A role for CHROMOMETHYLASE3 in mediating transposon and euchromatin silencing during egg cell reprogramming in Arabidopsis.

During embryogenesis there is a major switch from dependence upon maternally-deposited products to reliance on products of the zygotic genome. In animals, this so-called maternal-to-zygotic transition occurs following a period of transcriptional quiescence.
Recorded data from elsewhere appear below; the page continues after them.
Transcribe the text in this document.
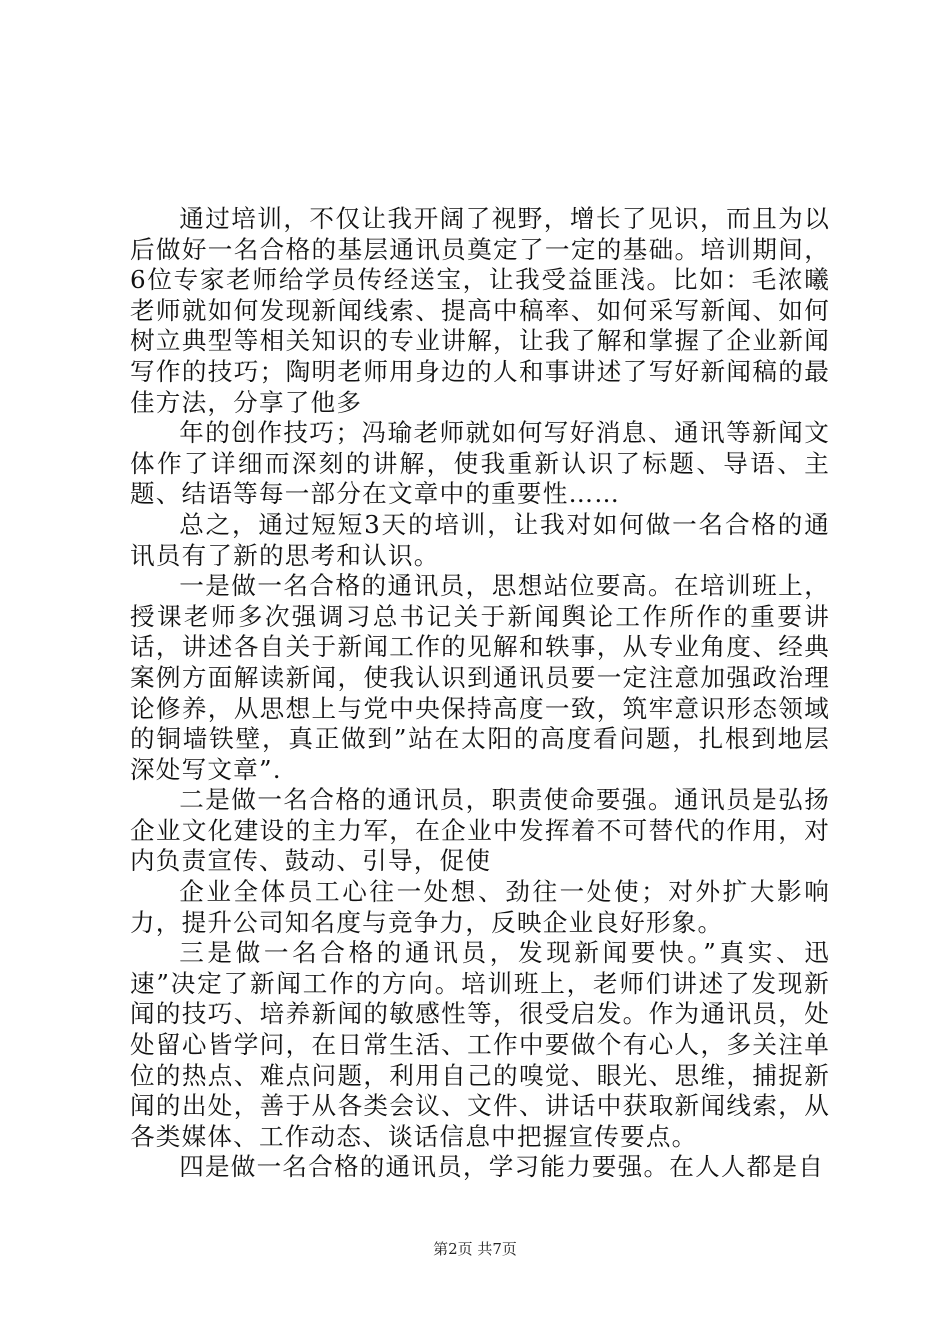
通过培训，不仅让我开阔了视野，增长了见识，而且为以后做好一名合格的基层通讯员奠定了一定的基础。培训期间，6位专家老师给学员传经送宝，让我受益匪浅。比如：毛浓曦老师就如何发现新闻线索、提高中稿率、如何采写新闻、如何树立典型等相关知识的专业讲解，让我了解和掌握了企业新闻写作的技巧；陶明老师用身边的人和事讲述了写好新闻稿的最佳方法，分享了他多

年的创作技巧；冯瑜老师就如何写好消息、通讯等新闻文体作了详细而深刻的讲解，使我重新认识了标题、导语、主题、结语等每一部分在文章中的重要性……

总之，通过短短3天的培训，让我对如何做一名合格的通讯员有了新的思考和认识。

一是做一名合格的通讯员，思想站位要高。在培训班上，授课老师多次强调习总书记关于新闻舆论工作所作的重要讲话，讲述各自关于新闻工作的见解和轶事，从专业角度、经典案例方面解读新闻，使我认识到通讯员要一定注意加强政治理论修养，从思想上与党中央保持高度一致，筑牢意识形态领域的铜墙铁壁，真正做到”站在太阳的高度看问题，扎根到地层深处写文章”.

二是做一名合格的通讯员，职责使命要强。通讯员是弘扬企业文化建设的主力军，在企业中发挥着不可替代的作用，对内负责宣传、鼓动、引导，促使

企业全体员工心往一处想、劲往一处使；对外扩大影响力，提升公司知名度与竞争力，反映企业良好形象。

三是做一名合格的通讯员，发现新闻要快。”真实、迅速”决定了新闻工作的方向。培训班上，老师们讲述了发现新闻的技巧、培养新闻的敏感性等，很受启发。作为通讯员，处处留心皆学问，在日常生活、工作中要做个有心人，多关注单位的热点、难点问题，利用自己的嗅觉、眼光、思维，捕捉新闻的出处，善于从各类会议、文件、讲话中获取新闻线索，从各类媒体、工作动态、谈话信息中把握宣传要点。

四是做一名合格的通讯员，学习能力要强。在人人都是自

第2页 共7页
Recently, we have shown that the early embryo in Arabidopsis is also quiescent, a state inherited from the female gamete and linked to specific patterns of H3K9 dimethylation and TERMINAL FLOWER2 (TFL2) localization. We also demonstrated that CHROMOMETHYLASE 3 (CMT3) is required for H3K9 dimethylation in the egg cell and for normal embryogenesis during the first few divisions of the zygote. Subsequent analysis of CMT3 mutants points to a key role in egg cell reprogramming by controlling silencing in both transposon and euchromatic regions. A speculative model of the CMT3-induced egg cell silencing is presented here, based on these results and current data from the literature suggesting the potential involvement of small RNAs targeted to the egg cell, a process conceptually similar to the division of labor described in the male gametophyte for which we show that H3K9 modifications and TFL2 localization are reminiscent of the female gametophyte.